MSP inhibits hepatic gluconeogenesis
and toll-like receptor signaling via activation of
AMPK signaling. MSP is constitutively secreted by
the liver into the circulating blood as a single chain
biologically inactive pro-MSP. Mature MSP is
generated through proteolytic cleavage by trypsinlike serine proteases at extravascular sites to target
macrophages and other cell types. MSP is a ligand
for the Recepteur d’Origine Nantais (RON) receptor
tyrosine kinase, expressed in several tissues
including liver and brain. MSP/RON has inhibitory
roles in inflammatory responses, such as production
of nitric oxide in stimulated macrophages. Downstream of RON, phosphoinositide-3-kinase
(PI3K)/Akt, mitogen activated protein kinase (MAPK), β-catenin and others have been suggested
to mediate the effect. However, an obvious link to explain AMPK activation is missing at present.
Remarkably, on normal diet MSP-deficient mice develop steatosis. Furthermore, MSP is both
necessary and sufficient to induce macrophage polarization into the anti-inflammatory M2
phenotype (opposed to the pro-inflammatory M1 activation), which assists in attenuation of
inflammation. The possible implication of the MSP/RON-AMPK axis in NASH has not been
investigated before. Therefore, we elucidated and evaluated MSP/RON-mediated activation of
AMPK in the context of NASH (Figure 1).
The main objectives of this study were (1) to investigate the molecular mechanism of
MSP-mediated AMPK activation and (2) to assess the potential of MSP for ameliorating NASH.

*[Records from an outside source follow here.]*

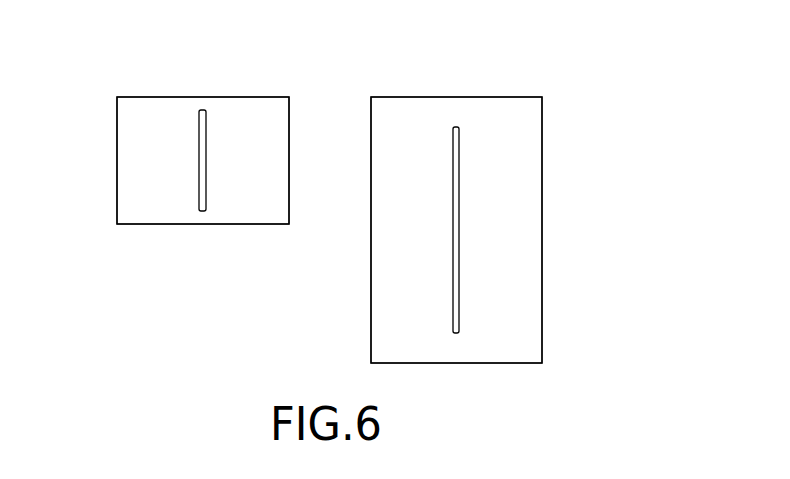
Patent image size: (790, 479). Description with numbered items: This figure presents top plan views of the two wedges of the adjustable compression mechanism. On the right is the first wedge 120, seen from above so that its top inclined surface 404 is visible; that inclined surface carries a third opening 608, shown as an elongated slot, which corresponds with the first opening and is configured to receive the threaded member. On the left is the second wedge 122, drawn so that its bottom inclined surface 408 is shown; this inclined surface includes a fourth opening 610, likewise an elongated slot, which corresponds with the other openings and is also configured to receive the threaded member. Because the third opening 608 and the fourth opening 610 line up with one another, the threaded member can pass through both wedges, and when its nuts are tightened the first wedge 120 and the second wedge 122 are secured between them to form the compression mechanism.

The second module 122 is at (166, 87).
The second housing 408 is at (131, 108).
The second slot 610 is at (203, 142).
The first module 120 is at (515, 89).
The first housing 404 is at (523, 298).
The first slot 608 is at (456, 156).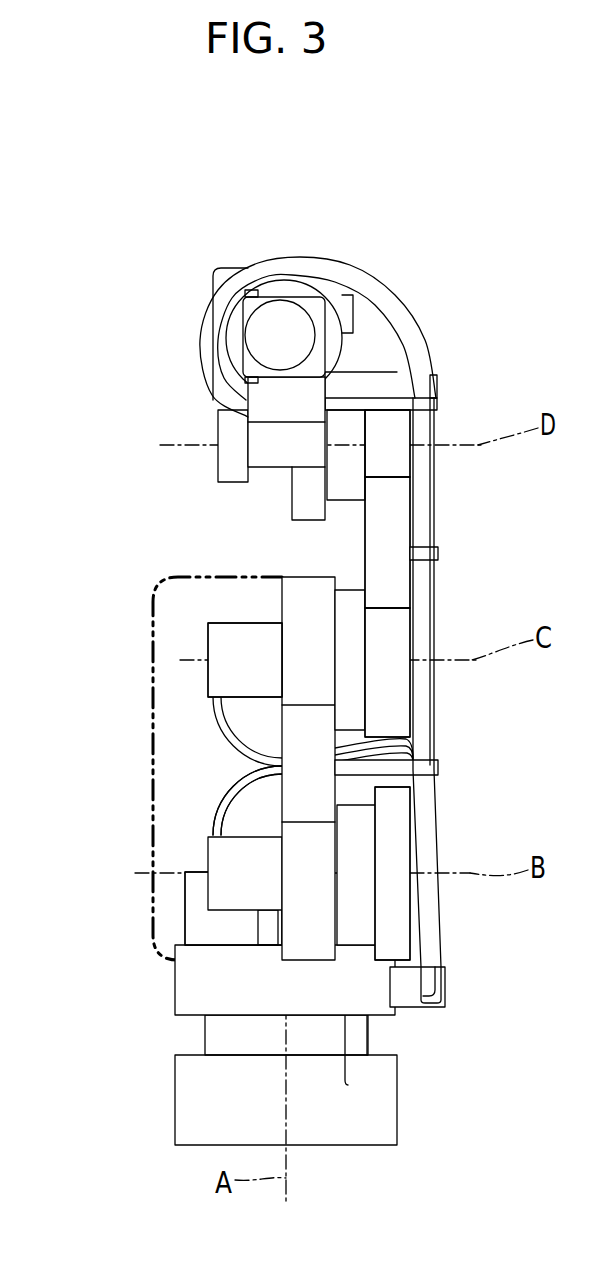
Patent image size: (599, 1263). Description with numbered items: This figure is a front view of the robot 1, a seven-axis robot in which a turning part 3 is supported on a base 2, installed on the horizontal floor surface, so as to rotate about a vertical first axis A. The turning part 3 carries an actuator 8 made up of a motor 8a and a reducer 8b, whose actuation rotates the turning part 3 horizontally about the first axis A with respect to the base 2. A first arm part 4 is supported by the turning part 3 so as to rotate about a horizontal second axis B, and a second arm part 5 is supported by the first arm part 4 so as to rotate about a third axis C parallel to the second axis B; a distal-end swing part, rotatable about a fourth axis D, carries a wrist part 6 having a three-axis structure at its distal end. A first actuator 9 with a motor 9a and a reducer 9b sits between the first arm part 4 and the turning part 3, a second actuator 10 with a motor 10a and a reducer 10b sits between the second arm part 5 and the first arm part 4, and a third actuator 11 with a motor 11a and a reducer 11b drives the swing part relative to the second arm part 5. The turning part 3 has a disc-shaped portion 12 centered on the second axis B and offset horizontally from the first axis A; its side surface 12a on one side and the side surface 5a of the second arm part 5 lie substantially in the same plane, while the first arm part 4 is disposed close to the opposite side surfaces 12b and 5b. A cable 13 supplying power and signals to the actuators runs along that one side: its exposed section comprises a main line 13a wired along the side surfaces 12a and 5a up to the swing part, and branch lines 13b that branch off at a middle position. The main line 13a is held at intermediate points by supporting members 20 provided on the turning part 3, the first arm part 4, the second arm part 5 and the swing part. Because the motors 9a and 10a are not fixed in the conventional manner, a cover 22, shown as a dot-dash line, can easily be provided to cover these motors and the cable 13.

The results obtained clearly show the beneficial effects of MSP in the context of
NASH-inducing conditions in vitro and ex vivo. In primary hepatocytes, MSP treatment leads to
significant activation of AMPK signaling pathway. This activation is sustained even in the presence
of lipogenic as well as inflammatory stimuli. Concomitantly, we observe that lipogenic/inflammatory
stimulus-induced expression of several pro-inflammatory cytokine genes was significantly reduced
upon MSP treatment. To confirm this observation, we analysed pro- and anti-inflammatory cytokine
production level under these conditions. Our results demonstrate that MSP reduces production of
pro-inflammatory cytokine and elevates anti-inflammatory production level in this set-up.
Additionally, MSP reduces lipogenic stimulus-induced lipid accumulation in these cells.
Furthermore, MSP treatment of bone marrow derived macrophages (BMDMs), which were
exposed to NASH-mimicking stimuli, led to significant reduction in pro-inflammatory genes
expression. These results strongly support the anti-inflammatory role of MSP and indicate a
potential beneficial effect of MSP in treating NASH. Knockdown of RON receptor expression in
human hepatic HepG2 cell line dramatically reduced the effect of MSP as was evidenced by a
significant decrease in AMPK activation. After knockdown of RON, MSP failed to inhibit the free
fatty acid-induced increase in pro-inflammatory genes expression under this condition. These
results clearly demonstrate that an intact MSP/RON-AMPK axis is required to counter NASH.
In conclusion, MSP has been verified as a potential treatment strategy against NASH.
However, further analysis of in vivo data and long-term studies will be required to substantiate the
efficacy and safety of MSP in mice and other experimental models. In long-term we foresee clinical
testing of recombinant MSP for amelioration of human NASH. Given the severity and rising
incidence of NASH, identifying potential ways of ameliorating the disease directly correlates to the
well being of the society from the economical (keeping in mind the rising costs of healthcare in
Europe) till the humanitarian point of view.